Mittwoch, September 19, 2007

Lilly - Teil 2

Mit spitzen Nägeln kratze der Rauch an den Wänden, er suchte einen Ausweg. Lilly stand bewegungslos im Raum. Es war still. Der Rechner keuchte Staubreste aus seinem Inneren, die Stereoanalage lag im Dunkel. Die Lichter flatterten und zuckten. Sie verendete. "Selbst schuld", dacht Lilly. Sie hatte den Aufstand geprobt und diese Herzschmerzsongs gespielt. "Let me love you, your the one for me..." Wütend hatte Lilly den Aufstand niedergeschlagen, laut fluchend auf die Boxen eingeschlagen und um sich tretend die Befreiung der summenden Melodien erkämpft. Ein Stöhnen und die Anlage hauchte ihr Leben aus.

Was sollte sie denn jetzt tun? Auf dem Schreibtisch stappelten sich die Bücher, das Geschirr in der Spüle zog es in Erwägung die sich selbst zu reinigen, das Chaos wollte sich selbst beseitigen. Dennoch: es war nichts zu sehen. Lilly wusste nicht, wo sie anfangen sollte, sie wusste nicht, was sie tun sollte. Der Antrieb, er war hier irgendwo verschüttet - unauffindbar.

Sie legte sich zurück ins Bett und starrte an die Decke. Spitz wölbte die Raufasertapete ihre pickelige Schönheit nach außen.

Ja, Lilly hatte einen Fehler gemacht. Sie hatte sich falsch verhalten. Sie war zu weit gegegangen. Das war nicht zu entschuldigen. Egal welche Situation, egal wie lustig, egal wie unbedeutend, egal wie digital. Sie bereute, sie litt.

Immer und immer wieder hatte sie die Zeit der Uhren verstellt in der Hoffnung, dass die Zeit der Welt ihrem Beispiel folgen würde. Doch diese fiese Realität hatte sie verraten. Kein Stück, nicht ein klitzekleines Bisschen hatte sie sich zurück bewegt. Einmal hätte sie ruhig eine Ausnahme machen könnnen, aber nein. "Ich bin die Zeit, ich gehe immer nur vorwärts und blicke nie zurück" hatte sie ihr tanzend ins Gesicht geschrieben. Lilly hatte sie deshalb ausgesperrt. Auch wenn sie wimmerte und gegen die Tür klopfte. Hier kam sie nicht mehr rein. Ihr doch egal.

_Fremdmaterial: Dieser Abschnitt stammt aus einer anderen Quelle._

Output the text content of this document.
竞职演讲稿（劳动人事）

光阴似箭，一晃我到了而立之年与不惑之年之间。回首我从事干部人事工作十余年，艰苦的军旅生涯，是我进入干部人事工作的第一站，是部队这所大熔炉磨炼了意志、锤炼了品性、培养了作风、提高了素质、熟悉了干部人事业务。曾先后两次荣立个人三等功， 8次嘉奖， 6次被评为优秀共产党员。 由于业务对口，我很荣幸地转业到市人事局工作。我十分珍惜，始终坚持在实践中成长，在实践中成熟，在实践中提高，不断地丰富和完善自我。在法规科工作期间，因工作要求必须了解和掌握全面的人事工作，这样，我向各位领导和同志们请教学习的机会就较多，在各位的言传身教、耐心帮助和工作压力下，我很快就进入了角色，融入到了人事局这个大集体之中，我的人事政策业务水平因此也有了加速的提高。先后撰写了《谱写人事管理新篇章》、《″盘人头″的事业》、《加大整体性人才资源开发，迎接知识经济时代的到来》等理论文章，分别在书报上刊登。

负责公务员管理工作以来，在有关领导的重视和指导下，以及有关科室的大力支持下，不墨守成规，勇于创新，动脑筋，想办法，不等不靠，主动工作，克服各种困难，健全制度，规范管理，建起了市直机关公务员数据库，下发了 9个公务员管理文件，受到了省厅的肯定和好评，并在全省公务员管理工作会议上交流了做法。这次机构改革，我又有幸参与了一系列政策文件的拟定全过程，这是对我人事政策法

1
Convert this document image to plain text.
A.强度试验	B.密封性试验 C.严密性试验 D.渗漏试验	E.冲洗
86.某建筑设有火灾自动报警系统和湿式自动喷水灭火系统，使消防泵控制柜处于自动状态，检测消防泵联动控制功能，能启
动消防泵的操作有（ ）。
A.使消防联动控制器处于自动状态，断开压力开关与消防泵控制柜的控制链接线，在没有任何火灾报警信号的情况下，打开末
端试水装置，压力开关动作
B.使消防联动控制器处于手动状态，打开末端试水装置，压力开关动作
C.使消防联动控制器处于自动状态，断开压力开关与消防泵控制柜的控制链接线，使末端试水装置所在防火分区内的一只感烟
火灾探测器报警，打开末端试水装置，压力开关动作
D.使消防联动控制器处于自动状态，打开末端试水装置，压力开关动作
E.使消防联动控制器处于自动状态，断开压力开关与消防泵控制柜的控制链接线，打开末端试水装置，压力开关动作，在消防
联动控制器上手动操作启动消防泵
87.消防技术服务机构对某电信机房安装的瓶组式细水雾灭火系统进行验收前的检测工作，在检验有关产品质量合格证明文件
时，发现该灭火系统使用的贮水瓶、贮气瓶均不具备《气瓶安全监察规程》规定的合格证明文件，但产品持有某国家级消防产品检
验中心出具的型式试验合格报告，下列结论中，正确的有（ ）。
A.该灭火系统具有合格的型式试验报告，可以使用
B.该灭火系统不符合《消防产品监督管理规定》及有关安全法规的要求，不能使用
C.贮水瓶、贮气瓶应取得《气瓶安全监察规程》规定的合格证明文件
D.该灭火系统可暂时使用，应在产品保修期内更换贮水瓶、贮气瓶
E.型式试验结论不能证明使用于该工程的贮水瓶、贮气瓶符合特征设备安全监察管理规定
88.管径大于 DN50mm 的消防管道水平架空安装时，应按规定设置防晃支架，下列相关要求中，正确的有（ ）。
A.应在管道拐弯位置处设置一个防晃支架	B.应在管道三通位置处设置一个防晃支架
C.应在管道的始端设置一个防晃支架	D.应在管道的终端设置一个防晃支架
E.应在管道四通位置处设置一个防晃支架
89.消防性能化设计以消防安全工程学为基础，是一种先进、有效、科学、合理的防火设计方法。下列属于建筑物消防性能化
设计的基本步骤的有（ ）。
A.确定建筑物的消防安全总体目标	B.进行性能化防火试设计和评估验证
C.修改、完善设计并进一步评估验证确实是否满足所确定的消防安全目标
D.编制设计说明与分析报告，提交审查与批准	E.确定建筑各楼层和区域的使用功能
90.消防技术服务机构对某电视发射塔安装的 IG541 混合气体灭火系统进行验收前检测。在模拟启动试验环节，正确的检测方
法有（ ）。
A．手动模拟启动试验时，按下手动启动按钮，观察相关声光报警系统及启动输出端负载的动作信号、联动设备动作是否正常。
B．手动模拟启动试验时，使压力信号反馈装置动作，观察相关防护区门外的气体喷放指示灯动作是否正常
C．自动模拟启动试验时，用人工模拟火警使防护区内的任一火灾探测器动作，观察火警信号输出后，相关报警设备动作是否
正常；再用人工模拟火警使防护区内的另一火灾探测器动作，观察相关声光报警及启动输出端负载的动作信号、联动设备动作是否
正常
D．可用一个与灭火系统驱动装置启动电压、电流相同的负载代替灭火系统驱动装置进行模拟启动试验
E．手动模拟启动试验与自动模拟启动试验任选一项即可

Sie dachte über Liebe nach. Einfaches Wort, mit einem Gewicht von Tonnen. "Liebe ist großmütig, sie verzeiht alles" blitze eine Textzeile aus der Bibel vor ihr auf. Dabei war sie doch Buddhistin. Doch war es so einfach? Liebe stellt auch Bedingungen.
...

Dienstag, September 11, 2007

Lebenszeichen

Ich lebe... noch!
Im Moment geht alles drunter und drüber. Mein Leben versinkt im Chaos. Alle Hände voll zu tun und dennoch geht nichts voran.
Meine Kraft brauch ich um mich emotional über Wasser zu halten.
Prüfungsstress, Jobssuche und die große Liebe geht, stressige Nebenjobs.
Das WG-Leben geht drunter und drüber.
Sofatransporte um halb zwei nachts.
Böse nächtliche Streitereien unter zwei Mitbewohnern die in Prügeldrohungen und einer zerbrochenen Glasflasche als Drohgegenstand endeten. Dieses Pack!

Ich dreh durch. Deshalb immer noch: Pause.